In a previous life, Dane Atkinson, now the CEO of, ran a bar in New York City. While there he developed what he came to call the "lime equation" -- an alternative indicator of sorts that could pinpoint the bar's sales or revenues for the night and as it happened, also flag employee theft.

Atkinson quickly realized there was indirect but tight correlation between revenue and the limes used, and by the end of the night he could estimate revenues to within 5% based on the lime usage (one of his jobs as manager was also to collect the trash). When employee theft was suspected as a problem at the bar, Atkinson turned to his secret indicator -- the lime equation -- and began rotating the staff to see which individual was the common factor.
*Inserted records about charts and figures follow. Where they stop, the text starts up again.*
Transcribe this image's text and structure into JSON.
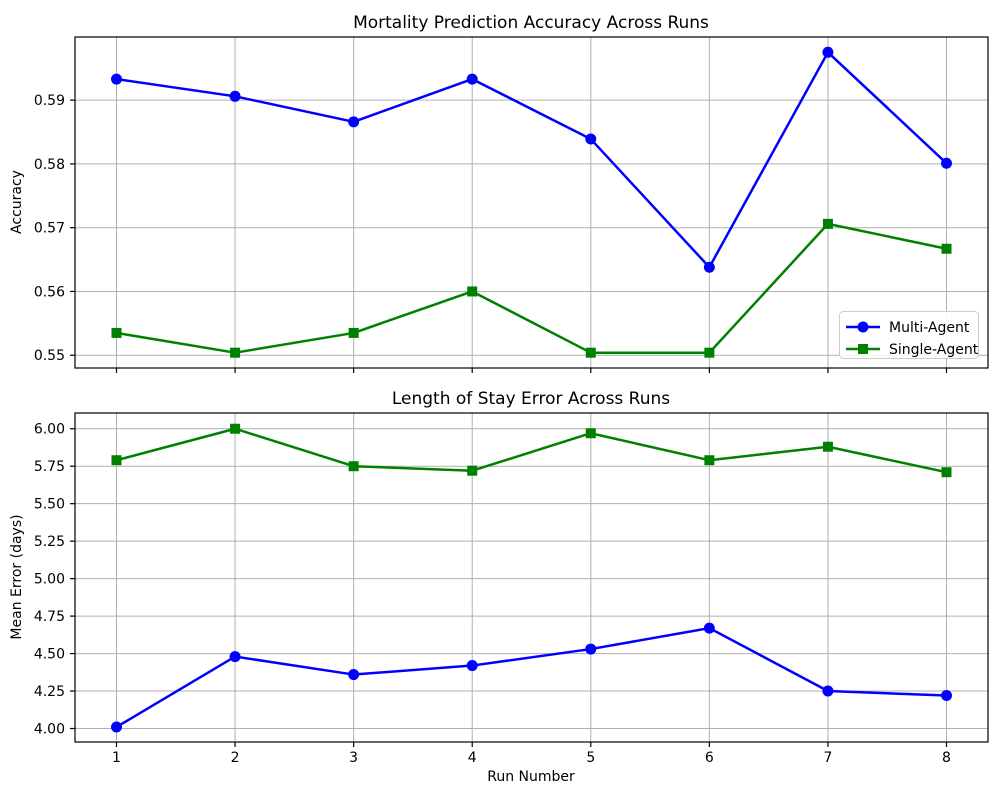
{
  "colors": {
    "multi_agent": "#0000ff",
    "single_agent": "#008000",
    "grid": "#b0b0b0",
    "axis": "#000000",
    "background": "#ffffff",
    "legend_border": "#cccccc"
  },
  "legend": {
    "position": "lower right of top chart",
    "items": [
      {
        "label": "Multi-Agent",
        "color": "#0000ff",
        "marker": "circle"
      },
      {
        "label": "Single-Agent",
        "color": "#008000",
        "marker": "square"
      }
    ]
  },
  "chart_data": [
    {
      "type": "line",
      "title": "Mortality Prediction Accuracy Across Runs",
      "xlabel": "",
      "ylabel": "Accuracy",
      "x": [
        1,
        2,
        3,
        4,
        5,
        6,
        7,
        8
      ],
      "series": [
        {
          "name": "Multi-Agent",
          "color": "#0000ff",
          "marker": "circle",
          "values": [
            0.5933,
            0.5906,
            0.5866,
            0.5933,
            0.5839,
            0.5638,
            0.5975,
            0.5801
          ]
        },
        {
          "name": "Single-Agent",
          "color": "#008000",
          "marker": "square",
          "values": [
            0.5535,
            0.5504,
            0.5535,
            0.56,
            0.5504,
            0.5504,
            0.5706,
            0.5667
          ]
        }
      ],
      "xlim": [
        0.65,
        8.35
      ],
      "ylim": [
        0.548,
        0.5999
      ],
      "xticks": [
        1,
        2,
        3,
        4,
        5,
        6,
        7,
        8
      ],
      "yticks": [
        0.55,
        0.56,
        0.57,
        0.58,
        0.59
      ],
      "ytick_decimals": 2,
      "show_xtick_labels": false,
      "grid": true,
      "legend": true
    },
    {
      "type": "line",
      "title": "Length of Stay Error Across Runs",
      "xlabel": "Run Number",
      "ylabel": "Mean Error (days)",
      "x": [
        1,
        2,
        3,
        4,
        5,
        6,
        7,
        8
      ],
      "series": [
        {
          "name": "Multi-Agent",
          "color": "#0000ff",
          "marker": "circle",
          "values": [
            4.01,
            4.48,
            4.36,
            4.42,
            4.53,
            4.67,
            4.25,
            4.22
          ]
        },
        {
          "name": "Single-Agent",
          "color": "#008000",
          "marker": "square",
          "values": [
            5.79,
            6.0,
            5.75,
            5.72,
            5.97,
            5.79,
            5.88,
            5.71
          ]
        }
      ],
      "xlim": [
        0.65,
        8.35
      ],
      "ylim": [
        3.91,
        6.105
      ],
      "xticks": [
        1,
        2,
        3,
        4,
        5,
        6,
        7,
        8
      ],
      "yticks": [
        4.0,
        4.25,
        4.5,
        4.75,
        5.0,
        5.25,
        5.5,
        5.75,
        6.0
      ],
      "ytick_decimals": 2,
      "show_xtick_labels": true,
      "grid": true,
      "legend": false
    }
  ]
}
"I would then swoop in and publicly catch the thief confounding the rest of the staff to the method!" Atkinson tells CITEworld. From this experience he took away two lessons as he set about establishing sales performance metrics for his staff: One, as CEO you care about the belief, output, love of the team. So find what metric correlates to that attitude and that is the number you watch. Two, don't share that metric with anyone.

Insights, anyone?

Some vendors of CRM applications might be dismayed to hear such advice, entertaining as the story is. For an emerging trend among some of these companies is to coax users of their product into sharing metrics -- from sales to compensation -- with the other users of the product to establish very specific benchmarks for these indicators.

One example is Xactly's recently rollout of Xactly Insights. Xactly offers an application that supports sales compensation and Insights is an add-on that compiles the compensation data of the customers that the flagship applications is managing -- and then releases it in anonymized form to the users. Users have to opt in and most have, according to Xactly. Of those that didn't, some are changing their minds as they see how useful the application is.

Another example is a new analytic and data visualization tool that Zendesk recently introduced that sits on top of Zendesk's flagship customer service platform -- coincidentally, it's called Zendesk Insights. It too combines data from the system's users and then aggregates and serves that data back to customers as metrics or benchmarks for customer satisfaction rates. One such metric might be the level of staffing determined as necessary for a particular retail market; another might be how quickly an e-mail reply must be answered for customer satisfaction in, say, the real estate industry.

Whether these metrics give users an edge is unclear absent third-party peer-reviewed studies, which are impractical. They do make an intuitive business case though: In an ever-competitive economy, companies need an edge and striving for a unique, carefully chosen, and most importantly data-driven goal could very well be that edge.

KPIs by dashboards

These examples, though, are among the minority. For the most part companies still use tried-and-true metrics and KPIs to measure success -- be it in sales or elsewhere -- which is all well and good with vendors as it makes the system design and user interface design easier to create and manage.

Vendors, however, take care to incorporate as much flexibility as possible into their KPIs, giving users a wide range from which to choose. DataMentors' recently released Marketing Dashboard product, to cite just one example, lets users monitor a range of KPIs from sales trending, product cross-sell, marketing ROI by channel, customer acquisition, or sales by product category.

Indeed there is something to be said for MBA-worthy measurements, especially when making a case to the Board of Directors or shareholders or -- worst of all -- inquiring regulators. In those harrowing circumstances, agreements sold by salesperson or top 10 sales by product would probably fly much better than the number of limes a manager found in the trash that night.